The National Film Awards used to be about recognising well-made regional and independent cinema that pushed the boundaries. Over the years, however, they’ve become increasingly political. Not always in a bad way as cinema itself is political. But it’s worth noticing patterns. Who gets awarded? Who gets ignored? This year, the SRK win for Jawan is big because it’s neither an art-house film nor a state-approved feel-good fair. It’s not a “safe” choice, but a massy, commercial, unflinchingly political film. So when that gets the top honour, it tells us two things: The government wants to be seen as magnanimous. And maybe it’s finally realising that Bollywood isn’t going to keep playing nice without a few crumbs of respect thrown their way.

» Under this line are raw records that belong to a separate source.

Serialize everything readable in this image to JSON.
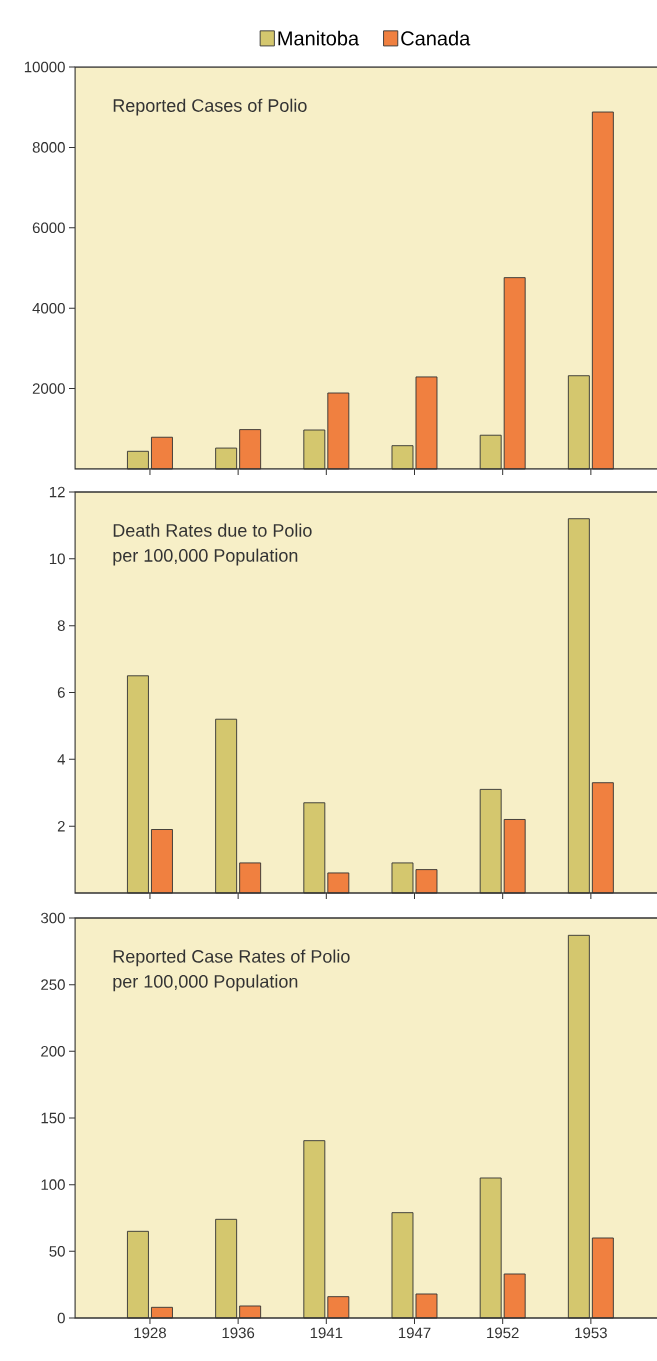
{
  "chart_data": [
    {
      "type": "bar",
      "title": "Reported Cases of Polio",
      "categories": [
        "1928",
        "1936",
        "1941",
        "1947",
        "1952",
        "1953"
      ],
      "legend": "top",
      "tick_labels": "y",
      "ylim": [
        0,
        10000
      ],
      "yticks": [
        2000,
        4000,
        6000,
        8000,
        10000
      ],
      "series": [
        {
          "name": "Manitoba",
          "color": "#d4c76e",
          "values": [
            440,
            520,
            970,
            580,
            840,
            2320
          ]
        },
        {
          "name": "Canada",
          "color": "#f08040",
          "values": [
            790,
            980,
            1890,
            2290,
            4760,
            8880
          ]
        }
      ]
    },
    {
      "type": "bar",
      "title": "Death Rates due to Polio",
      "subtitle": "per 100,000 Population",
      "categories": [
        "1928",
        "1936",
        "1941",
        "1947",
        "1952",
        "1953"
      ],
      "tick_labels": "y",
      "ylim": [
        0,
        12
      ],
      "yticks": [
        2,
        4,
        6,
        8,
        10,
        12
      ],
      "series": [
        {
          "color": "#d4c76e",
          "values": [
            6.5,
            5.2,
            2.7,
            0.9,
            3.1,
            11.2
          ]
        },
        {
          "color": "#f08040",
          "values": [
            1.9,
            0.9,
            0.6,
            0.7,
            2.2,
            3.3
          ]
        }
      ]
    },
    {
      "type": "bar",
      "title": "Reported Case Rates of Polio",
      "subtitle": "per 100,000 Population",
      "categories": [
        "1928",
        "1936",
        "1941",
        "1947",
        "1952",
        "1953"
      ],
      "ylim": [
        0,
        300
      ],
      "yticks": [
        0,
        50,
        100,
        150,
        200,
        250,
        300
      ],
      "series": [
        {
          "color": "#d4c76e",
          "values": [
            65,
            74,
            133,
            79,
            105,
            287
          ]
        },
        {
          "color": "#f08040",
          "values": [
            8,
            9,
            16,
            18,
            33,
            60
          ]
        }
      ]
    }
  ]
}
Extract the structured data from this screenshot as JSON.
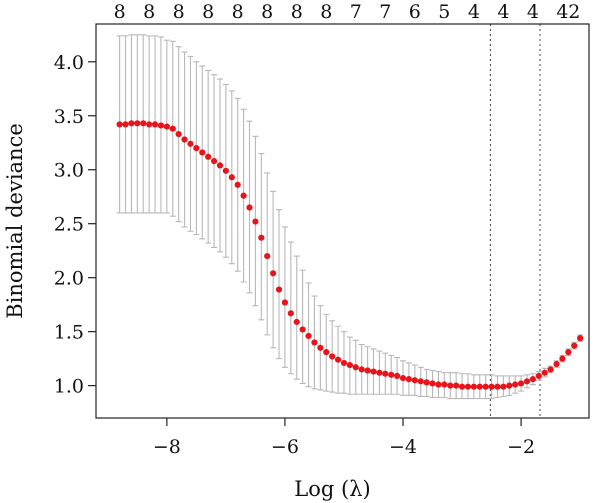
{
  "chart_data": {
    "type": "scatter",
    "xlabel": "Log (λ)",
    "ylabel": "Binomial deviance",
    "xlim": [
      -9.2,
      -0.85
    ],
    "ylim": [
      0.7,
      4.35
    ],
    "x_ticks": [
      -8,
      -6,
      -4,
      -2
    ],
    "x_tick_labels": [
      "−8",
      "−6",
      "−4",
      "−2"
    ],
    "y_ticks": [
      1.0,
      1.5,
      2.0,
      2.5,
      3.0,
      3.5,
      4.0
    ],
    "y_tick_labels": [
      "1.0",
      "1.5",
      "2.0",
      "2.5",
      "3.0",
      "3.5",
      "4.0"
    ],
    "top_axis": {
      "positions": [
        -8.8,
        -8.3,
        -7.8,
        -7.3,
        -6.8,
        -6.3,
        -5.8,
        -5.3,
        -4.8,
        -4.3,
        -3.8,
        -3.3,
        -2.8,
        -2.3,
        -1.8,
        -1.3
      ],
      "labels": [
        "8",
        "8",
        "8",
        "8",
        "8",
        "8",
        "8",
        "8",
        "7",
        "7",
        "6",
        "5",
        "4",
        "4",
        "4",
        "4"
      ],
      "end_label": {
        "x": -1.1,
        "text": "2"
      }
    },
    "reference_lines": [
      -2.52,
      -1.68
    ],
    "series": [
      {
        "color": "#e8141c",
        "error_color": "#b8b8b8",
        "x": [
          -8.8,
          -8.7,
          -8.6,
          -8.5,
          -8.4,
          -8.3,
          -8.2,
          -8.1,
          -8.0,
          -7.9,
          -7.8,
          -7.7,
          -7.6,
          -7.5,
          -7.4,
          -7.3,
          -7.2,
          -7.1,
          -7.0,
          -6.9,
          -6.8,
          -6.7,
          -6.6,
          -6.5,
          -6.4,
          -6.3,
          -6.2,
          -6.1,
          -6.0,
          -5.9,
          -5.8,
          -5.7,
          -5.6,
          -5.5,
          -5.4,
          -5.3,
          -5.2,
          -5.1,
          -5.0,
          -4.9,
          -4.8,
          -4.7,
          -4.6,
          -4.5,
          -4.4,
          -4.3,
          -4.2,
          -4.1,
          -4.0,
          -3.9,
          -3.8,
          -3.7,
          -3.6,
          -3.5,
          -3.4,
          -3.3,
          -3.2,
          -3.1,
          -3.0,
          -2.9,
          -2.8,
          -2.7,
          -2.6,
          -2.5,
          -2.4,
          -2.3,
          -2.2,
          -2.1,
          -2.0,
          -1.9,
          -1.8,
          -1.7,
          -1.6,
          -1.5,
          -1.4,
          -1.3,
          -1.2,
          -1.1,
          -1.0
        ],
        "y": [
          3.42,
          3.42,
          3.43,
          3.43,
          3.43,
          3.42,
          3.42,
          3.41,
          3.4,
          3.38,
          3.33,
          3.28,
          3.24,
          3.2,
          3.16,
          3.12,
          3.08,
          3.04,
          2.99,
          2.93,
          2.86,
          2.76,
          2.65,
          2.52,
          2.37,
          2.2,
          2.04,
          1.89,
          1.77,
          1.67,
          1.59,
          1.52,
          1.46,
          1.4,
          1.35,
          1.31,
          1.27,
          1.24,
          1.21,
          1.19,
          1.17,
          1.15,
          1.14,
          1.13,
          1.12,
          1.11,
          1.1,
          1.09,
          1.07,
          1.06,
          1.05,
          1.04,
          1.03,
          1.02,
          1.01,
          1.01,
          1.0,
          1.0,
          0.99,
          0.99,
          0.99,
          0.99,
          0.99,
          0.99,
          0.99,
          0.99,
          1.0,
          1.01,
          1.02,
          1.04,
          1.06,
          1.09,
          1.12,
          1.15,
          1.2,
          1.25,
          1.31,
          1.37,
          1.44
        ],
        "err_lo": [
          2.6,
          2.6,
          2.6,
          2.6,
          2.6,
          2.6,
          2.6,
          2.6,
          2.6,
          2.57,
          2.52,
          2.47,
          2.43,
          2.4,
          2.36,
          2.32,
          2.28,
          2.24,
          2.19,
          2.13,
          2.06,
          1.96,
          1.86,
          1.74,
          1.61,
          1.47,
          1.35,
          1.25,
          1.17,
          1.11,
          1.06,
          1.02,
          0.99,
          0.97,
          0.96,
          0.95,
          0.94,
          0.93,
          0.93,
          0.92,
          0.92,
          0.92,
          0.92,
          0.92,
          0.92,
          0.92,
          0.92,
          0.92,
          0.91,
          0.91,
          0.91,
          0.9,
          0.9,
          0.89,
          0.89,
          0.89,
          0.88,
          0.88,
          0.88,
          0.88,
          0.88,
          0.88,
          0.88,
          0.88,
          0.89,
          0.9,
          0.91,
          0.93,
          0.95,
          0.98,
          1.01,
          1.05,
          1.08,
          1.12,
          1.17,
          1.22,
          1.28,
          1.34,
          1.41
        ],
        "err_hi": [
          4.24,
          4.24,
          4.25,
          4.25,
          4.25,
          4.24,
          4.24,
          4.23,
          4.2,
          4.19,
          4.14,
          4.09,
          4.05,
          4.0,
          3.96,
          3.92,
          3.88,
          3.84,
          3.79,
          3.73,
          3.66,
          3.56,
          3.45,
          3.31,
          3.15,
          2.97,
          2.8,
          2.63,
          2.47,
          2.33,
          2.2,
          2.07,
          1.95,
          1.83,
          1.74,
          1.66,
          1.6,
          1.55,
          1.5,
          1.45,
          1.42,
          1.38,
          1.36,
          1.34,
          1.32,
          1.3,
          1.28,
          1.26,
          1.23,
          1.21,
          1.19,
          1.17,
          1.15,
          1.14,
          1.13,
          1.12,
          1.12,
          1.12,
          1.11,
          1.11,
          1.1,
          1.1,
          1.1,
          1.1,
          1.09,
          1.09,
          1.09,
          1.09,
          1.09,
          1.1,
          1.11,
          1.13,
          1.16,
          1.18,
          1.23,
          1.28,
          1.34,
          1.4,
          1.47
        ]
      }
    ]
  }
}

Also read: Shah Rukh Khan: Legend, Icon, Star review: Biography dives into the making of a demigod

The wave of discontent that’s sparked every edition of the National Film Awards since 2014 has left many to conclude that merit is too often sidelined in favour of political allegiance or conformity. Critics still remember when 24 filmmakers returned their awards en masse in 2015, protesting a rising intolerance and adding their names to the growing list of dissenting voices: Arundhati Roy, Saeed Mirza, and FTII students among them, demanding independence from governmental interference in art. As recently as 2018, over 60 awardees boycotted the ceremony when only 11 of hundreds were to receive their trophies from the President, a perceived insult to the dignity of the winners and the institution itself.

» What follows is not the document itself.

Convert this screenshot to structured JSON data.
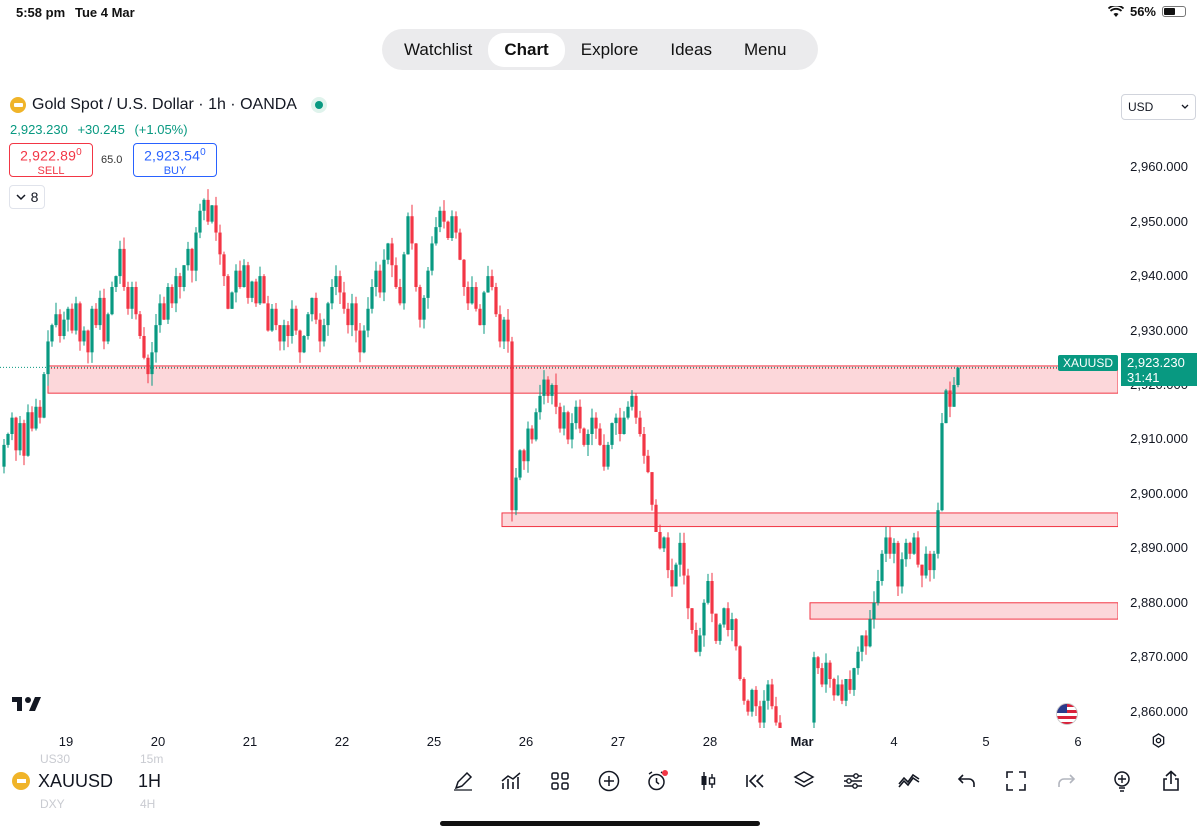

Over time, multiple op-eds and commentaries have made one thing clear: the National Film Awards are often used as soft power whether to court star power or placate members of the lobby. In the last few years, films like Tanhaji: The Unsung Warrior (2020), Uri: The Surgical Strike (2019), and Sardar Udham (2021), while technically sound, were seen by many as rewarded for their alignment with state-endorsed versions of history and patriotism, often at the cost of more subversive or socially relevant films like Prateek Vats’ Eeb Allay Ooo! (2021).

The 71st National Film Awards have only thrown those frustrations into sharp relief. Many were surprised to see Kathal: A Jackfruit Mystery named Best Hindi Film and not other critically acclaimed films like Three of Us or Joram. Even more controversial was the double win for The Kerala Story — Best Director (Sudipto Sen) and Best Cinematography (Prasantanu Mohapatra) — a film condemned for peddling Islamophobic tropes and misrepresenting Kerala’s social fabric.

That the jury ignored Blessy’s Aadujeevitham, starring Prithviraj Sukumaran — winner of 9 Kerala State Film Awards — and chose to honour a film whose factual inaccuracies were widely debunked, and which was effectively banned in several states, led to outrage not just among critics but from the Kerala government itself. Chief Minister Pinarayi Vijayan called the awards “a shameful endorsement of hate” and accused the jury of legitimising political propaganda in the name of art.

Jury Chair Ashutosh Gowariker defended the decision by claiming the film tackled a “difficult subject” and had “authentic visual storytelling,” but such explanations rang hollow. To many, the awards to The Kerala Story were all about rewarding films that align with the ideological mood of the Centre. The outrage is about the systematic devaluation of Indian cinema’s diversity, the erasure of dissenting voices, and the legitimisation of films that reinforce majoritarian narratives. What was once a platform to champion underrepresented stories has, in the eyes of many filmmakers and audiences, become yet another instrument of cultural control.